Here is link to the blog post 
https://ceph.io/en/news/blog/2024/ceph-a-journey-to-1tibps/
on youtube is presentation from nyc ceph days


View performance from the client's perspective, run the measurement tools from 
inside the virtual machine. 
This approach will provide you the performance as experienced by the client.
The most commonly used tool for performance measurement is fio. I strongly 
recommend using fio for your evaluation.
also use ioping to measure latency. While fio will provide IOPS/ and latency 
metrics during load, ioping offers view of latency behavior when the machine is 
not under heavy load.
Based on my previous experiences (not only mine, but also my team), many 
performance issues were related to network configurations or problems around 
the network infrastructure. As example we encountered a situation where a 
change made by the network team to the spine switches caused disk latency to 
increase from 3ms to 80-120ms. 
Other example which almost burn me was issue with one spine cards, which was 
not fully broken, monitoring not discovered it, tests shows everything is ok 
but on ceph we had many, many issues like flapping osd’s, like half of osds 
form 500 goes down, latency spikes time to time. Card had problems time to time 
but not during tests :) 
and of course AMD nodes before I discovered iommu=pt for kernel params.
Belive me this c-states and power management on nodes are important. 

You already received very good advices from others, not much to add, look on 
your network drivers, rx queue, tx queue.

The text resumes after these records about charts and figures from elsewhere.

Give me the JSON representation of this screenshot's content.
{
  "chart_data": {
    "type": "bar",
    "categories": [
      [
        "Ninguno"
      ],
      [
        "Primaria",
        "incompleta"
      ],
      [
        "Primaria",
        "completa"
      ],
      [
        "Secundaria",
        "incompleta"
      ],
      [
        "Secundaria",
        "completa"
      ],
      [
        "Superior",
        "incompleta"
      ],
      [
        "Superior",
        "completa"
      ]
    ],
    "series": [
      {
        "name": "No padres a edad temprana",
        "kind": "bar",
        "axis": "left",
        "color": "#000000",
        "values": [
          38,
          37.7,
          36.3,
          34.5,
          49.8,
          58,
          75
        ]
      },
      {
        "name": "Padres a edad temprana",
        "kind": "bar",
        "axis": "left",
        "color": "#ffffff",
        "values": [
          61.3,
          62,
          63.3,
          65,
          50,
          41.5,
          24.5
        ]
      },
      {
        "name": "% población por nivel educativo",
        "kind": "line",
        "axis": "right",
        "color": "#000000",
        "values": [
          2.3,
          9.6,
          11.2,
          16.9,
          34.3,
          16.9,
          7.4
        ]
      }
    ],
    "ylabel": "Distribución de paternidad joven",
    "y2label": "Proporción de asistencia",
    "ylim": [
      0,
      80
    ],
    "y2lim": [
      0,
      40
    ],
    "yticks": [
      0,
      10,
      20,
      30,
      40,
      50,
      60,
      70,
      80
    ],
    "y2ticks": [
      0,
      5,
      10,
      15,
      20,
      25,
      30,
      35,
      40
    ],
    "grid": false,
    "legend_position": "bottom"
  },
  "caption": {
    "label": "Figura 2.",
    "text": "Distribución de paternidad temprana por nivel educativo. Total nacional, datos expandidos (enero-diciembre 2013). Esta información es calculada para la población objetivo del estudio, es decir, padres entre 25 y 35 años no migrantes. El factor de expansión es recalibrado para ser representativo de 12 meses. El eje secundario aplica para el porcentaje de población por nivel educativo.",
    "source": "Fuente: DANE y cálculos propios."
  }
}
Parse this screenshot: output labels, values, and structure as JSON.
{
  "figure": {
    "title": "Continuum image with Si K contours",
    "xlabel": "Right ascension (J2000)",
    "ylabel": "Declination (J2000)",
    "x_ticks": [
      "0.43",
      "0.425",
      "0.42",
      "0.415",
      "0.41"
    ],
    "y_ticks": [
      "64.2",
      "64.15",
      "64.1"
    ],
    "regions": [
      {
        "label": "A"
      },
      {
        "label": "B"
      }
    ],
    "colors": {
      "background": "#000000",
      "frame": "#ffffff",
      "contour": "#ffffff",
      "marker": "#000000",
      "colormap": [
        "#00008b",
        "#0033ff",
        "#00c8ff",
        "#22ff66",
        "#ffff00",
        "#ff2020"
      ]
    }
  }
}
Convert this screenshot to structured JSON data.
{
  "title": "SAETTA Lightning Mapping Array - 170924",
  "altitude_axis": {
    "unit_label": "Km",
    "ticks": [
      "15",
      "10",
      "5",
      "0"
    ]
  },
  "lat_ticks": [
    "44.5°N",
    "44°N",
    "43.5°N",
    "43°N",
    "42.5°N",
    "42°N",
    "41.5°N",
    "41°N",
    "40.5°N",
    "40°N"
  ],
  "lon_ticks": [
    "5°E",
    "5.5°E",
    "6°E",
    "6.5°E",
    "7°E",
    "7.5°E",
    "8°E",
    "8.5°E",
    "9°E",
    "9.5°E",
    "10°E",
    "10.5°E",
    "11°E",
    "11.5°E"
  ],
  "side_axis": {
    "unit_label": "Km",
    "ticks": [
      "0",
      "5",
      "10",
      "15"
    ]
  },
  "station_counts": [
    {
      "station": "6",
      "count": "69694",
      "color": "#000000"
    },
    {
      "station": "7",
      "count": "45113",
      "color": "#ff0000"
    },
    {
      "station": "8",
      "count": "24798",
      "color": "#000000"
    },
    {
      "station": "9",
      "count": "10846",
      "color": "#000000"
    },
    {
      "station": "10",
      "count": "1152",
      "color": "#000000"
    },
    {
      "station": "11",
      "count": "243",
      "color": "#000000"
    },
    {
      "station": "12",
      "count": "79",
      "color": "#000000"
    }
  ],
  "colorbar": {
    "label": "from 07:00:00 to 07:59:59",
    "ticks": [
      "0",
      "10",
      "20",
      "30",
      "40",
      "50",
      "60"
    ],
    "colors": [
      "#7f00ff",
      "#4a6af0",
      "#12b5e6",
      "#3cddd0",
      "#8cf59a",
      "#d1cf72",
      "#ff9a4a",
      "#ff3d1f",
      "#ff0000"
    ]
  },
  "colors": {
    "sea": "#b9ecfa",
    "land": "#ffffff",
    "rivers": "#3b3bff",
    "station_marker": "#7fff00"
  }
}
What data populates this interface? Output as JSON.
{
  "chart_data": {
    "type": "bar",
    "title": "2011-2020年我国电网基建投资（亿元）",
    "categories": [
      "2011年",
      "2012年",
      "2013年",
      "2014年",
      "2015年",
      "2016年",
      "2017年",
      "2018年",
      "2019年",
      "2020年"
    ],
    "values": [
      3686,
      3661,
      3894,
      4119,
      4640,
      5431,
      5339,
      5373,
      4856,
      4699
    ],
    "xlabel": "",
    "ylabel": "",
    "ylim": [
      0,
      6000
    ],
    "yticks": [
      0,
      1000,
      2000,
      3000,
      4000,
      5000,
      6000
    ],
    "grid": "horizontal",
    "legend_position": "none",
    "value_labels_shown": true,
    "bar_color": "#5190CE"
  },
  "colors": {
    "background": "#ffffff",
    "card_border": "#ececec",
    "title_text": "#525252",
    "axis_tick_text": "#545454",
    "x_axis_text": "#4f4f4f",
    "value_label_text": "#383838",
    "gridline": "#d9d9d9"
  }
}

for your information this cluster was not fine tuned, also e2e enc. is enabled
6 node cluster, all nvme 8x nvme per node, 512gb ram, 4x25GB lacp for public 
and another 4x25GB for cluster net. (malleanox cards) 
# rados bench -p test 10 write -t 8 -b 16K
Rados bench results:
Total time run:         10.0003
Total writes made:      113195
Write size:             16384
Object size:            16384
Bandwidth (MB/sec):     176.862
Stddev Bandwidth:       27.047
Max bandwidth (MB/sec): 195.828
Min bandwidth (MB/sec): 107.906
Average IOPS:           11319
Stddev IOPS:            1731.01
Max IOPS:               12533
Min IOPS:               6906
Average Latency(s):     0.000705734
Stddev Latency(s):      0.00224331
Max latency(s):         0.325178
Min latency(s):         0.000413413

This is test from fio with librbd it shows more or less vm performance. 

[test]
ioengine=rbd
clientname=admin
pool=test
rbdname=bench
rw=randwrite
bs=4k
iodepth=256
direct=1
numjobs=1
fsync=0
size=10G
runtime=300
time_based
invalidate=0

test: (groupid=0, jobs=1): err= 0: pid=3495143: Tue Jun 11 11:56:04 2024
  write: IOPS=83.6k, BW=326MiB/s (342MB/s)(95.6GiB/300002msec); 0 zone resets
    slat (nsec): min=975, max=2665.0k, avg=3943.68, stdev=2820.21
    clat (usec): min=399, max=225434, avg=3058.67, stdev=1801.25

and for iodepth=1

test: (groupid=0, jobs=1): err= 0: pid=3503647: Tue Jun 11 11:57:48 2024
  write: IOPS=1845, BW=7382KiB/s (7559kB/s)(159MiB/22033msec); 0 zone resets
    slat (nsec): min=2966, max=41133, avg=4381.81, stdev=1062.40
    clat (usec): min=367, max=202364, avg=537.05, stdev=1009.49

and iodepth=256 and bs=16k

test: (groupid=0, jobs=1): err= 0: pid=3505339: Tue Jun 11 12:03:27 2024
  write: IOPS=79.6k, BW=1244MiB/s (1305MB/s)(365GiB/300002msec); 0 zone resets
    slat (nsec): min=1815, max=4497.4k, avg=5671.20, stdev=3540.33
    clat (usec): min=446, max=267567, avg=3208.34, stdev=2038.58
     lat (usec): min=451, max=267571, avg=3214.01, stdev=2038.60


BR,
Sebastian

> On 11 Jun 2024, at 02:23, Mark Lehrer <leh...@gmail.com> wrote:
> 
> If they can do 1 TB/s with a single 16K write thread, that will be
> quite impressive :D    Otherwise not really applicable.  Ceph scaling
> has always been good.
> 
> More seriously, would you mind sending a link to this?
> 
> 
> Thanks!
> 
> Mark
> 
> On Mon, Jun 10, 2024 at 12:01 PM Anthony D'Atri <anthony.da...@gmail.com> 
> wrote:
>> 
>> Eh?  cf. Mark and Dan's 1TB/s presentation.
>> 
>> On Jun 10, 2024, at 13:58, Mark Lehrer <leh...@gmail.com> wrote:
>> 
>> It
>> seems like Ceph still hasn't adjusted to SSD performance.